Monday, May 24th, 2010

Let’s improve Ralf's Vietnamese dictionary:

1. Convert eSpeak phonemes into IPA phonemes:

$ cat '/media/5f6432a3-9a68-45ee-b4b7-11f3b009825a/home/am3msi/Documents/200911/vietnamese/dictionaries/vietnamese-dictionary.xml.bz2' | bunzip2 -k | saxonb-xslt -ext:on -s:- -xsl:'/home/ubuntu/Documents/201005/dict-phonemes-espeak2ipa/espeak2ipa.xsl'

2. Download Ralf's Vietnamese dictionary, and import it into simon.

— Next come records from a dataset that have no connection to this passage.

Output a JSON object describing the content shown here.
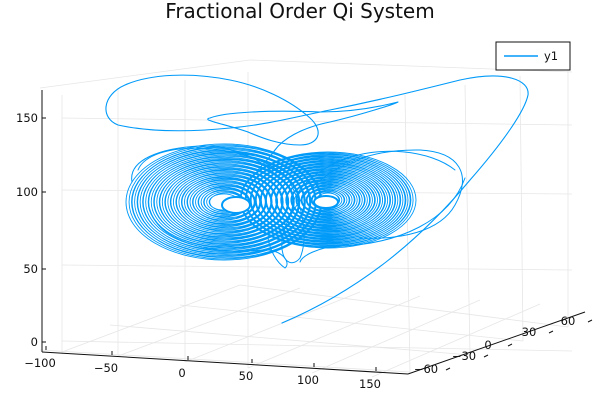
{
  "chart_data": {
    "type": "line",
    "projection": "3d",
    "title": "Fractional Order Qi System",
    "xlabel": "",
    "ylabel": "",
    "zlabel": "",
    "x_ticks": [
      "−100",
      "−50",
      "0",
      "50",
      "100",
      "150"
    ],
    "y_ticks": [
      "−60",
      "−30",
      "0",
      "30",
      "60"
    ],
    "z_ticks": [
      "0",
      "50",
      "100",
      "150"
    ],
    "xlim": [
      -100,
      160
    ],
    "ylim": [
      -75,
      75
    ],
    "zlim": [
      -5,
      168
    ],
    "grid": true,
    "legend": {
      "position": "top-right",
      "entries": [
        "y1"
      ]
    },
    "series": [
      {
        "name": "y1",
        "color": "#009AF9",
        "description": "trajectory starting near (100, 0, 10), rising to ~155, then spiralling onto a two-lobed attractor centred near z ≈ 100"
      }
    ]
  }
}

Vietnamese Hanoi dictionary (HTK)

Friday, December 11th, 2009

I just imported a Vietnamese Northern (Hanoi) dialect dictionary. You can download the dictionary. I imported it as HTK lexicon. This is the result:

vietnamese-htk

It looks fine. Here is a small excerpt:

mà [mà] m aa2
má [má] m aa3
mả [mả] m aa4
mã [mã] m aa5
mạ [mạ] m aa6
ma [ma] m aa7

If you speak the Vietnamese language, you should get the concept. The different a-vowels are different phonemes (aa2, aa3, aa4, aa5, aa6, aa7). This approach should be OK.

It would be nice if a native speaker would try to record a few Vietnamese words with simon:

record-vietnamese

It would be interesting to know whether it works since Vietnamese is completely different from English. I recommend that you try to record 10 different Vietnamese words with simon (each word 8 times).

Ralf’s Vietnamese dictionary

Sunday, November 15th, 2009

You can import Ralf's Vietnamese dictionary (version 0.1; GPLv3) into simon. The dictionary contains about 6.000 words; training is not possible. The phoneme elements contain eSpeak phonemes (not IPA phonemes).